Page MenuHomePhabricator

Setup an experimental, user accessible (read+write) ES cluster for Tool Labs
Closed, ResolvedPublic

Description

We should setup an experimental, write-by-whitelist (to begin with) read-for-all ES cluster on tool labs, since there are several tools that would benefit from such a thing (Originally suggested by @Halfak and @Capt_Swing for a teahouse search project), and the cluster that stashbot uses can be just part of labs. This will also provide experience building for future logging experiments.

Event Timeline

yuvipanda raised the priority of this task from to Needs Triage.
yuvipanda updated the task description. (Show Details)
Restricted Application added subscribers: StudiesWorld, Aklapper. · View Herald TranscriptDec 2 2015, 12:18 AM

a 3 node cluster with an authenticating proxy in front!

bd808 added a subscriber: bd808.Dec 2 2015, 12:31 AM

read-for-all

This should be easy but don't forget that all the horrible things one can do to DOS/crash an Elasticsearch node are query based. Will we want to expose Elasticsearch outside of the tools project?

authenticating proxy in front

What will we auth against? Labs LDAP?

I'm assuming that at least the end goal here will be to isolate write access by index (eg stashbot can write to statshbot-* but not teahouse-*). Do we need to care about that at all at first?

bd808 claimed this task.Dec 2 2015, 12:34 AM
bd808 triaged this task as Medium priority.
bd808 moved this task from Triage to In Progress on the Toolforge board.
Restricted Application added a project: User-bd808. · View Herald TranscriptDec 2 2015, 12:34 AM
bd808 moved this task from To Do to In Dev/Progress on the User-bd808 board.Dec 2 2015, 12:35 AM

Right, so by default let's not expose this outside the tools project, and make up DOS protections as we go along :D

Ah, so the other things that authenticate authenticate against.... identd. I would say we can even get away with something like basic auth to begin with and then decide what to do afterwards.

bd808 added a comment.Dec 2 2015, 3:54 AM

Current plan:

  • 3 XL jessie instances in the tools project
  • new ::role::toollabs::elasticsearch Puppet role to provision:
    • Elasticsearch
    • reverse proxy that restricts writing to Elasticsearch instances

The initial reverse proxy will probably be nginx with basic auth protection for POST requests. That will let us get started with other bits. Eventually this would be replaced with a custom proxy that allows more fine grained restrictions.

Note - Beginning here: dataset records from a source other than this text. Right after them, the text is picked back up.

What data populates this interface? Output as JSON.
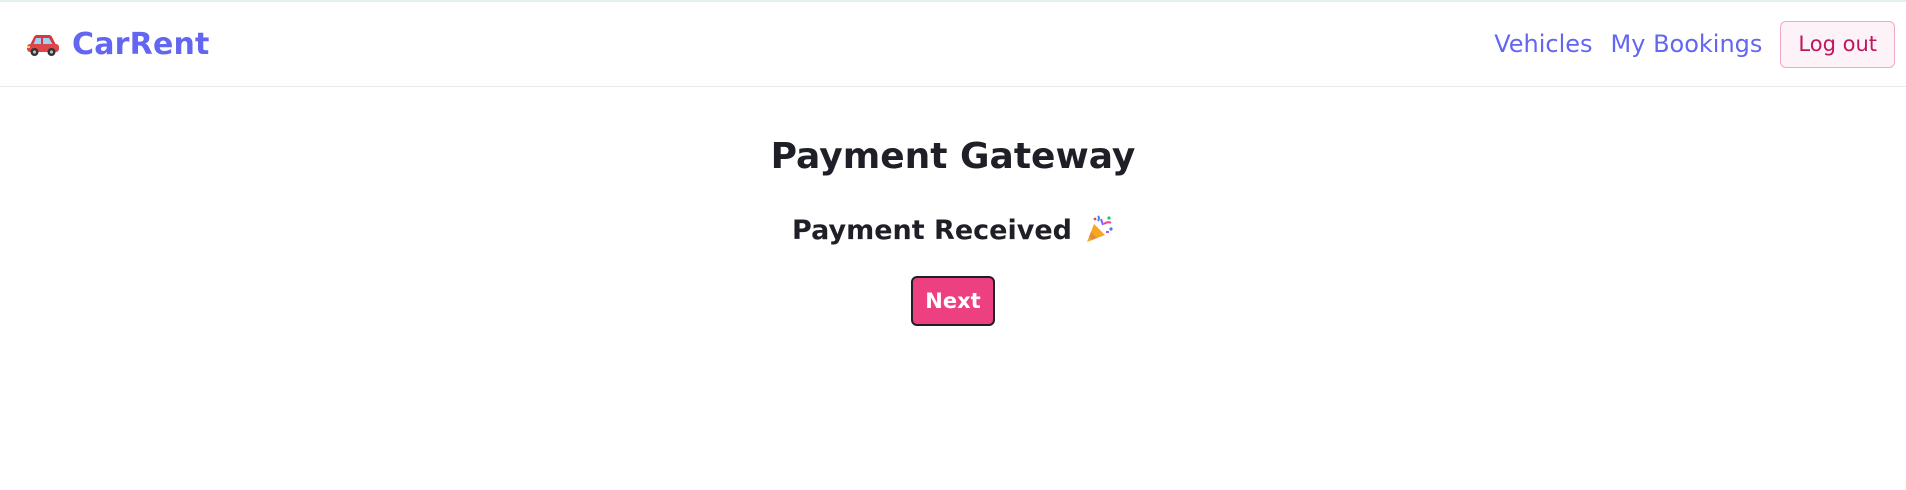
{
  "navbar": {
    "brand_icon": "red-car-icon",
    "brand_name": "CarRent",
    "links": [
      {
        "label": "Vehicles"
      },
      {
        "label": "My Bookings"
      }
    ],
    "logout_label": "Log out"
  },
  "main": {
    "title": "Payment Gateway",
    "status_text": "Payment Received",
    "status_icon": "party-popper-icon",
    "next_label": "Next"
  },
  "colors": {
    "brand": "#6366f1",
    "accent": "#ec4080",
    "logout_text": "#be185d",
    "heading": "#1f1f27"
  }
}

Change 256618 had a related patch set uploaded (by BryanDavis):
[WIP] Elasticsearch with proxy for tool labs

https://gerrit.wikimedia.org/r/256618

bd808 added a comment.Dec 4 2015, 1:56 PM

I've got the basic cluster up and running on tools-elastic-0[123]. The status of the cluster can be seen from https://tools.wmflabs.org/bd808-test/elastic.php

My next step will be to load some data in and make sure querying works as expected through the nginx reverse proxy layer.

Change 256618 merged by Yuvipanda:
Elasticsearch with proxy for tool labs

https://gerrit.wikimedia.org/r/256618

bd808 closed this task as Resolved.Dec 31 2015, 6:08 AM

The stashbot, sal and bash tools are all now using the tools cluster!

bd808 moved this task from Needs Review/Feedback to Done on the User-bd808 board.Dec 31 2015, 6:09 AM
bd808 moved this task from Done to Archive on the User-bd808 board.Feb 21 2016, 8:53 PM

i saw this mentioned securing elasticsearch. I dunno how useful it is, but here are some notes i took at elasticon 16 from their securing elasticsearch talk (which was kind-of a why a proxy only kinda/sorta works and you should pay for shield...but still good info): P2678

bd808 added a comment.Feb 26 2016, 5:16 PM

i saw this mentioned securing elasticsearch. I dunno how useful it is, but here are some notes i took at elasticon 16 from their securing elasticsearch talk (which was kind-of a why a proxy only kinda/sorta works and you should pay for shield...but still good info): P2678

Helpful stuff @EBernhardson, thanks.